Wednesday, 5 January 2011

The Perseverance of a Saint

Two days ago about half past ten in the evening I got a call to tell me that my 85 year old great aunt had died. She had been in a steady decline for a few months and a fall just before Christmas spelt the beginning of the end. From that moment on she would never sit in her armchair and read her Bible again or pick tomatoes from her greenhouse to make soup, or make me pancakes for breakfast.

We all knew she was sick; she refused to tell us just how bad the cancer was but she didn’t want any treatment, she just wanted to “go home”.
You see my great aunt loved Jesus and had done from a very young age; she and my uncle glorified the Lord during 60+ years of marriage, and attended and served the same church their whole life. So when I asked her how she was a couple of months ago her reply was;

“Tired… I’m ready to go home, but I’m ready in his time”.

Like I said ‘his time’ came not more than 48 hrs ago, but as I sit and reflect on those last days with her I cannot help but thank God that he has shown me what it means for a saint to persevere.
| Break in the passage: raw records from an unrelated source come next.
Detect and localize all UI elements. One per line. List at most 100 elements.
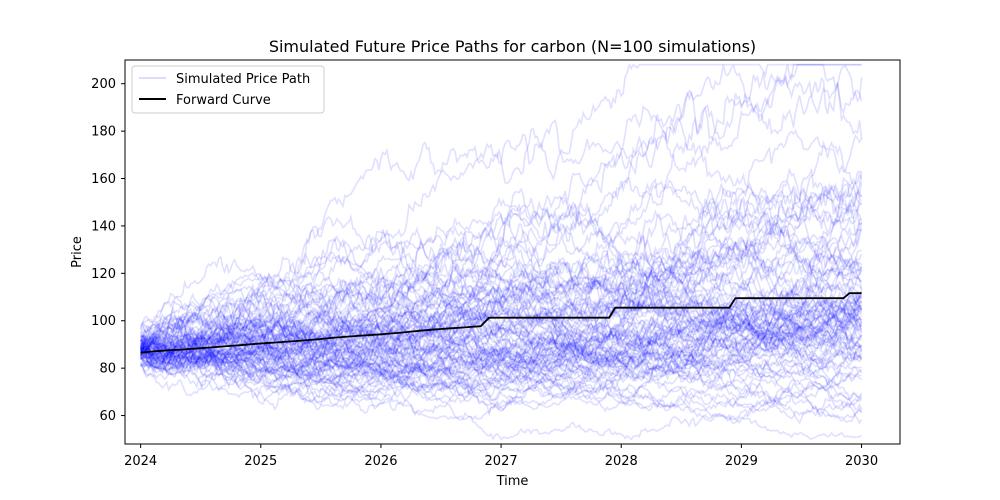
y-tick-label: 100: [91, 314, 116, 329]
simulated-path-25: [139, 317, 863, 392]
simulated-path-100: [140, 180, 863, 376]
simulated-path-73: [140, 336, 862, 396]
simulated-path-9: [140, 301, 863, 381]
simulated-path-87: [139, 311, 863, 360]
legend-label-forward: Forward Curve: [176, 93, 271, 108]
simulated-path-54: [139, 317, 863, 400]
simulated-path-56: [140, 316, 863, 385]
simulated-path-23: [139, 273, 863, 371]
simulated-path-48: [140, 235, 862, 356]
simulated-path-68: [140, 62, 862, 341]
forward-curve-line: [140, 292, 862, 354]
simulated-path-32: [139, 248, 863, 349]
x-tick-label: 2030: [845, 454, 878, 469]
simulated-path-89: [140, 307, 863, 421]
simulated-path-7: [140, 283, 863, 387]
simulated-path-83: [139, 251, 863, 367]
simulated-path-91: [139, 343, 863, 425]
x-axis-label: Time: [496, 474, 529, 489]
simulated-path-61: [140, 239, 863, 360]
simulated-path-42: [140, 263, 863, 358]
simulated-path-50: [139, 320, 863, 382]
plot-area: [139, 62, 863, 441]
simulated-path-39: [140, 249, 863, 354]
simulated-path-71: [139, 303, 863, 396]
simulated-path-47: [139, 288, 863, 373]
simulated-path-24: [140, 292, 863, 375]
simulated-path-34: [139, 320, 863, 397]
simulated-path-52: [139, 255, 862, 369]
simulated-path-79: [140, 286, 863, 398]
simulated-path-31: [140, 134, 863, 352]
plot-frame: [124, 59, 901, 445]
x-tick-label: 2024: [124, 454, 157, 469]
simulated-path-67: [140, 309, 863, 420]
simulated-path-27: [140, 284, 863, 362]
simulated-path-96: [140, 196, 862, 359]
simulated-path-19: [139, 337, 863, 417]
simulated-path-74: [140, 313, 862, 367]
simulated-path-80: [140, 197, 862, 368]
simulated-path-57: [139, 181, 863, 363]
simulated-path-17: [140, 291, 863, 388]
legend-box: [131, 65, 325, 114]
simulated-path-66: [139, 326, 862, 388]
simulated-path-85: [140, 116, 863, 363]
simulated-path-46: [139, 75, 863, 354]
simulated-path-28: [139, 325, 863, 391]
simulated-path-93: [140, 288, 862, 376]
simulated-path-2: [139, 254, 863, 370]
simulated-path-51: [139, 249, 862, 388]
simulated-path-43: [139, 271, 862, 367]
simulated-path-14: [140, 176, 863, 345]
simulated-path-60: [139, 271, 863, 375]
simulated-path-76: [140, 331, 862, 405]
y-axis-ticks: 60 80 100 120 140 160 180 200: [91, 77, 125, 424]
simulated-path-55: [140, 221, 863, 386]
simulated-path-20: [140, 294, 862, 372]
simulated-path-64: [140, 319, 863, 411]
simulated-path-70: [139, 171, 863, 352]
simulated-path-88: [139, 228, 863, 372]
simulated-path-40: [140, 280, 863, 356]
simulated-path-38: [139, 246, 863, 369]
simulated-path-81: [140, 277, 863, 366]
simulated-path-11: [139, 278, 862, 381]
simulated-path-69: [140, 209, 863, 370]
simulated-path-26: [139, 197, 863, 363]
y-tick-label: 120: [91, 267, 116, 282]
simulated-path-36: [140, 353, 863, 413]
x-tick-label: 2029: [725, 454, 758, 469]
simulated-path-4: [139, 210, 863, 371]
simulated-path-92: [139, 65, 863, 351]
x-tick-label: 2028: [605, 454, 638, 469]
simulated-path-13: [140, 236, 863, 345]
simulated-path-45: [139, 212, 863, 397]
chart-title: Simulated Future Price Paths for carbon …: [269, 37, 756, 56]
x-tick-label: 2025: [244, 454, 277, 469]
simulated-path-21: [140, 287, 862, 383]
simulated-path-6: [140, 308, 863, 374]
x-tick-label: 2026: [364, 454, 397, 469]
y-tick-label: 200: [91, 77, 116, 92]
simulated-path-49: [139, 321, 863, 387]
simulated-path-90: [140, 317, 863, 414]
simulated-path-33: [140, 335, 863, 440]
simulated-path-86: [140, 338, 863, 441]
y-tick-label: 60: [99, 409, 116, 424]
x-axis-ticks: 2024 2025 2026 2027 2028 2029 2030: [124, 444, 878, 469]
simulated-path-41: [140, 294, 863, 384]
y-tick-label: 140: [91, 219, 116, 234]
simulated-path-95: [140, 181, 863, 342]
legend: Simulated Price Path Forward Curve: [131, 65, 325, 114]
simulated-path-8: [139, 294, 863, 411]
simulated-path-10: [139, 279, 863, 367]
simulated-path-59: [139, 168, 862, 349]
y-axis-label: Price: [70, 236, 85, 268]
simulated-path-99: [140, 171, 863, 354]
simulated-path-77: [139, 334, 862, 390]
simulated-path-18: [139, 299, 862, 407]
x-tick-label: 2027: [485, 454, 518, 469]
simulated-path-1: [139, 320, 862, 412]
simulated-path-75: [139, 298, 862, 380]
It was late on Saturday night when I went over, we didn’t think she would last the night so I grabbed my bible and jumped into the car. On the way over I was wracking my brains and praying for the right thing to say, what to read, what to pray?
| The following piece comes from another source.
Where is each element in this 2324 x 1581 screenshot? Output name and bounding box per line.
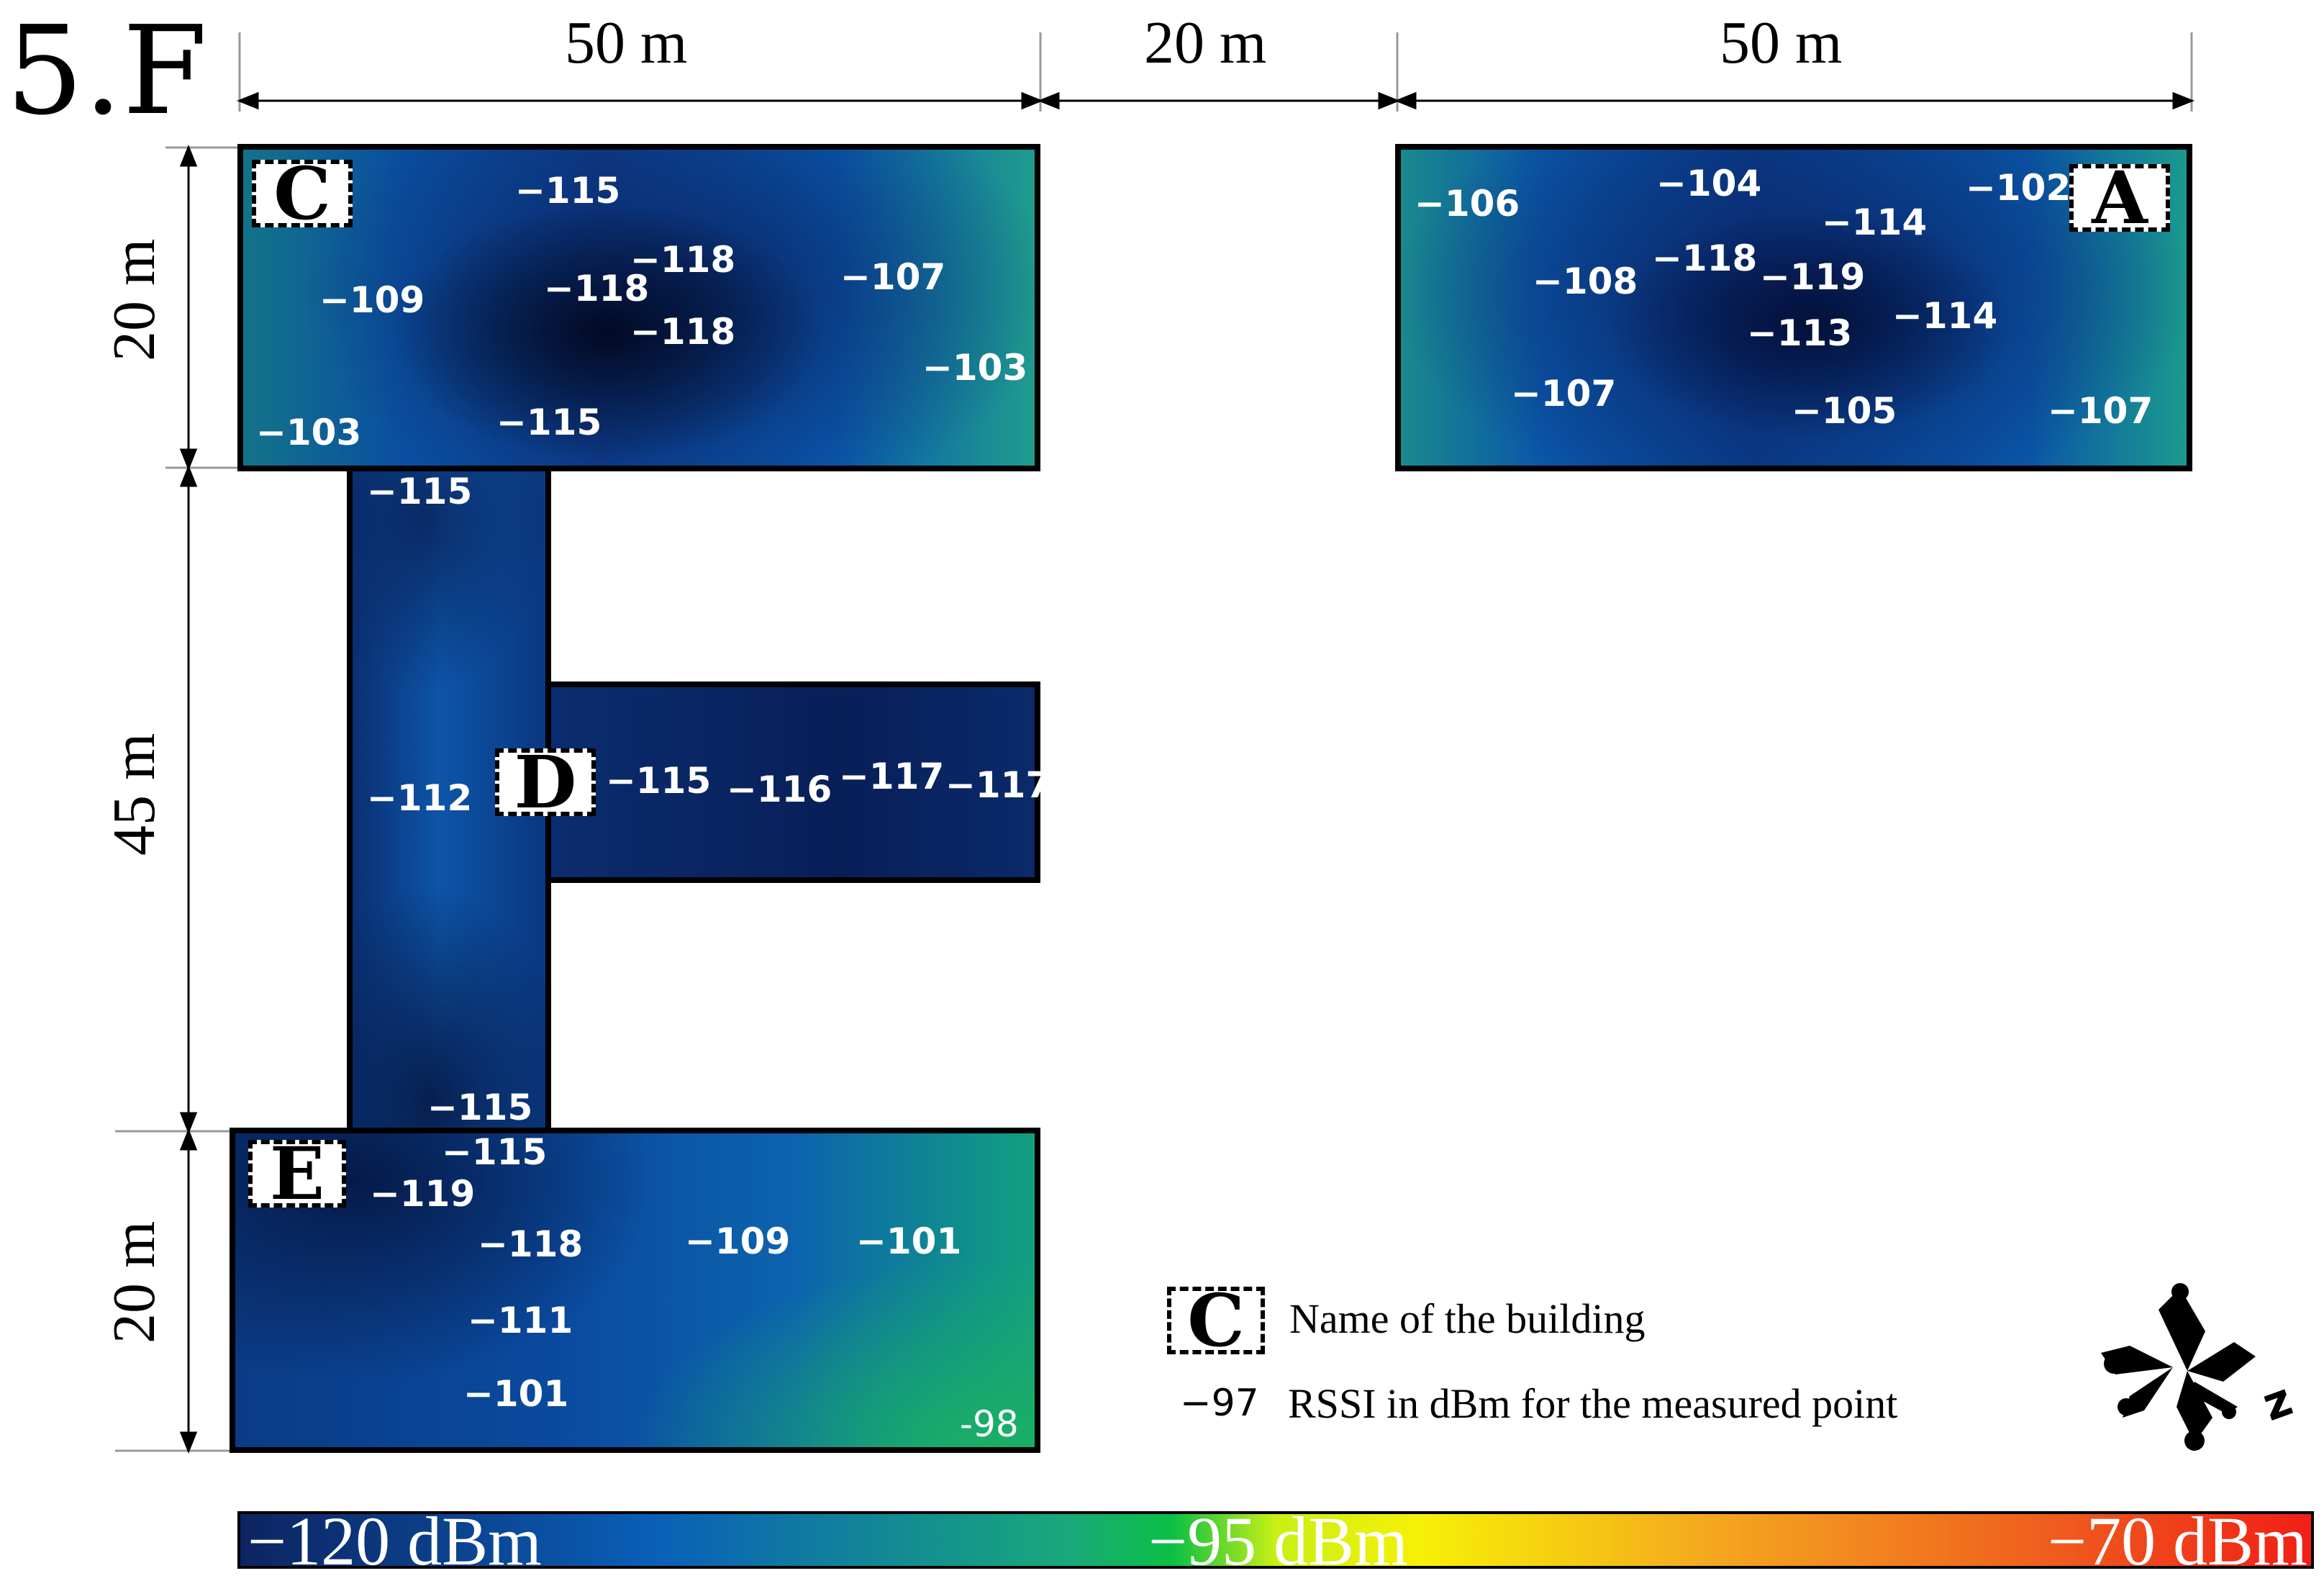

The room was dimly lit and peaceful; no beeping machines, no hiss of oxygen, just my grandmother (her sister), my aunt and me. I didn’t know what to expect, but when I spoke to her she opened her eyes and smiled. I took her hand and asked her if there were any Psalms she would like me to read, and slowly she said the words;

“One two one”:

1 I lift up my eyes to the mountains—
where does my help come from?
2 My help comes from the LORD,
the Maker of heaven and earth.
3 He will not let your foot slip—
he who watches over you will not slumber;
4 indeed, he who watches over Israel
will neither slumber nor sleep.
5 The LORD watches over you—
the LORD is your shade at your right hand;
6 the sun will not harm you by day,
nor the moon by night.
7 The LORD will keep you from all harm—
he will watch over your life;
8 the LORD will watch over your coming and going
both now and forevermore.

My aunt was coming to the end of her life, she knew that soon she would breathe her last breath and so for the last time in her 60+ year walk with Jesus she lifted her eyes to him. She knew that the Lord, who had watched over her whole life, through the breakers of pain and suffering, that he would not let her foot slip now. Even though she lay there in weakness and frailty, the roots of her faith dug deep into the faithfulness of her God and she would not be moved, not even by death.

And now… now as I write my family is grieving and I miss my aunt. Have I wept… yes; but not tears of despair or uncertainty, rather tears of sadness in the face of separation. They are tears tinged with joy, that she now beholds her King face to face. This is the perseverance of a saint; that she finished the race and that God who began a good work in her all those years ago has brought it to completion.